[PHNOM PENH POST]
Labour department officials have taken action against Siem Reap
province’s Angkor Village Hotel and Resort after the luxury hotel
sacked more than two thirds of its workforce over the past week,
including 48 people on Saturday.
The provincial labour
department yesterday filed a complaint to the Arbitration Council
against the hotel, which has reportedly sacked 66 of its 90 employees,
dismissals which came after the workers formed a union early last month.
The hotel’s owners told provincial labour officials in a
meeting last Wednesday that they planned to rehire the employees.
However, as of yesterday, they were reportedly refusing to reinstate the
workers.
“The owners informed me that they would not rehire the
employees that they fired from their hotel. However, they did agree to
pay compensation in accordance with the labour law to the 66 employees
that were fired,” labour department chief Chan Sokhom Cheta said
yesterday.
He added that his department had filed the complaint to the Arbitration Council.
Moeun
Tola, head of the labour programme at the Community Legal Education
Centre, said yesterday that in Siem Reap, hotel owners often initially
clash with newly-formed unions, but eventually compromise with the
unions in order to maintain their reputations.
Representatives of
the Angkor Village Resort Workers Union claimed last week that the
owners had accused some employees of poisoning fellow staff members’

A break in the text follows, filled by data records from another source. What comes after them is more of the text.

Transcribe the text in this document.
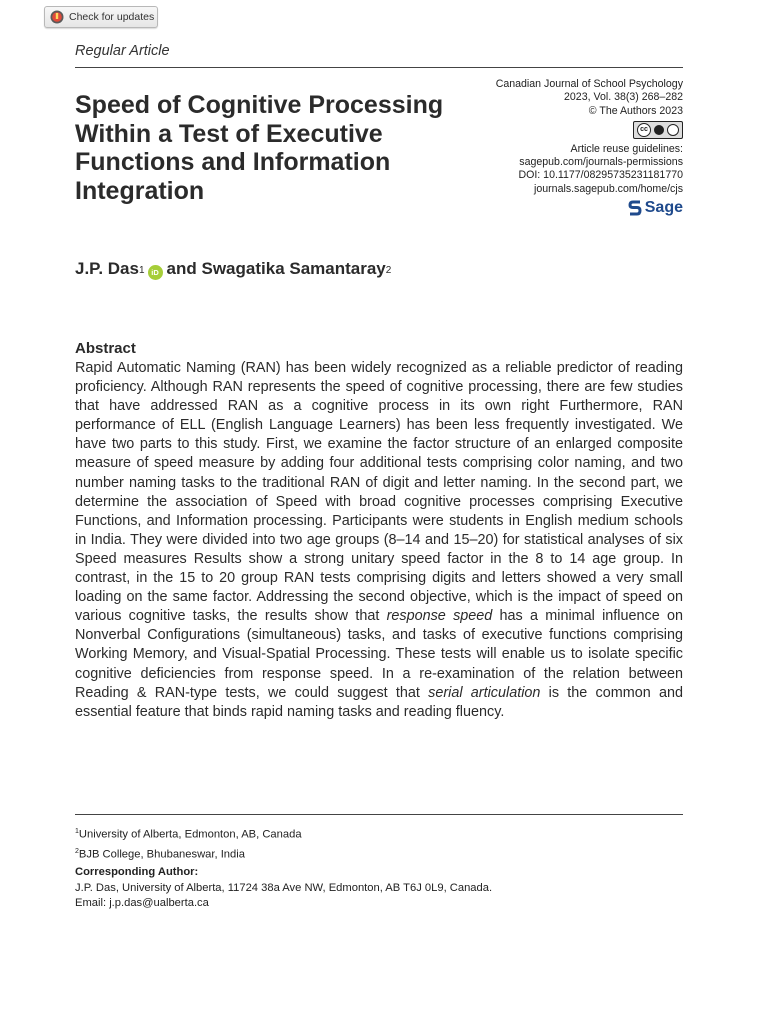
Check for updates
Regular Article
Speed of Cognitive Processing Within a Test of Executive Functions and Information Integration
Canadian Journal of School Psychology
2023, Vol. 38(3) 268–282
© The Authors 2023
cc
Article reuse guidelines:
sagepub.com/journals-permissions
DOI: 10.1177/08295735231181770
journals.sagepub.com/home/cjs
Sage
J.P. Das$^1$ iD and
Swagatika Samantaray$^2$
Abstract

Rapid Automatic Naming (RAN) has been widely recognized as a reliable predictor of reading proficiency. Although RAN represents the speed of cognitive processing, there are few studies that have addressed RAN as a cognitive process in its own right Furthermore, RAN performance of ELL (English Language Learners) has been less frequently investigated. We have two parts to this study. First, we examine the factor structure of an enlarged composite measure of speed measure by adding four additional tests comprising color naming, and two number naming tasks to the traditional RAN of digit and letter naming. In the second part, we determine the association of Speed with broad cognitive processes comprising Executive Functions, and Information processing. Participants were students in English medium schools in India. They were divided into two age groups (8–14 and 15–20) for statistical analyses of six Speed measures Results show a strong unitary speed factor in the 8 to 14 age group. In contrast, in the 15 to 20 group RAN tests comprising digits and letters showed a very small loading on the same factor. Addressing the second objective, which is the impact of speed on various cognitive tasks, the results show that response speed has a minimal influence on Nonverbal Configurations (simultaneous) tasks, and tasks of executive functions comprising Working Memory, and Visual-Spatial Processing. These tests will enable us to isolate specific cognitive deficiencies from response speed. In a re-examination of the relation between Reading & RAN-type tests, we could suggest that serial articulation is the common and essential feature that binds rapid naming tasks and reading fluency.

$^1$University of Alberta, Edmonton, AB, Canada
$^2$BJB College, Bhubaneswar, India
Corresponding Author:
J.P. Das, University of Alberta, 11724 38a Ave NW, Edmonton, AB T6J 0L9, Canada.
Email: j.p.das@ualberta.ca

food as an excuse for firing them.
Vice president of the
Cambodian Tourism and Service Workers Federation, Morm Rithy, said he
was hopeful the Arbitration Council would resolve the dispute.
“Before
[the owners] told the department of labour that they fired workers due
to a financial crisis, but on Saturday they claimed they were wary of
the employees’ character,” he said.
Owners of the Angkor Village Hotel and Resort could not be reached for comment yesterday.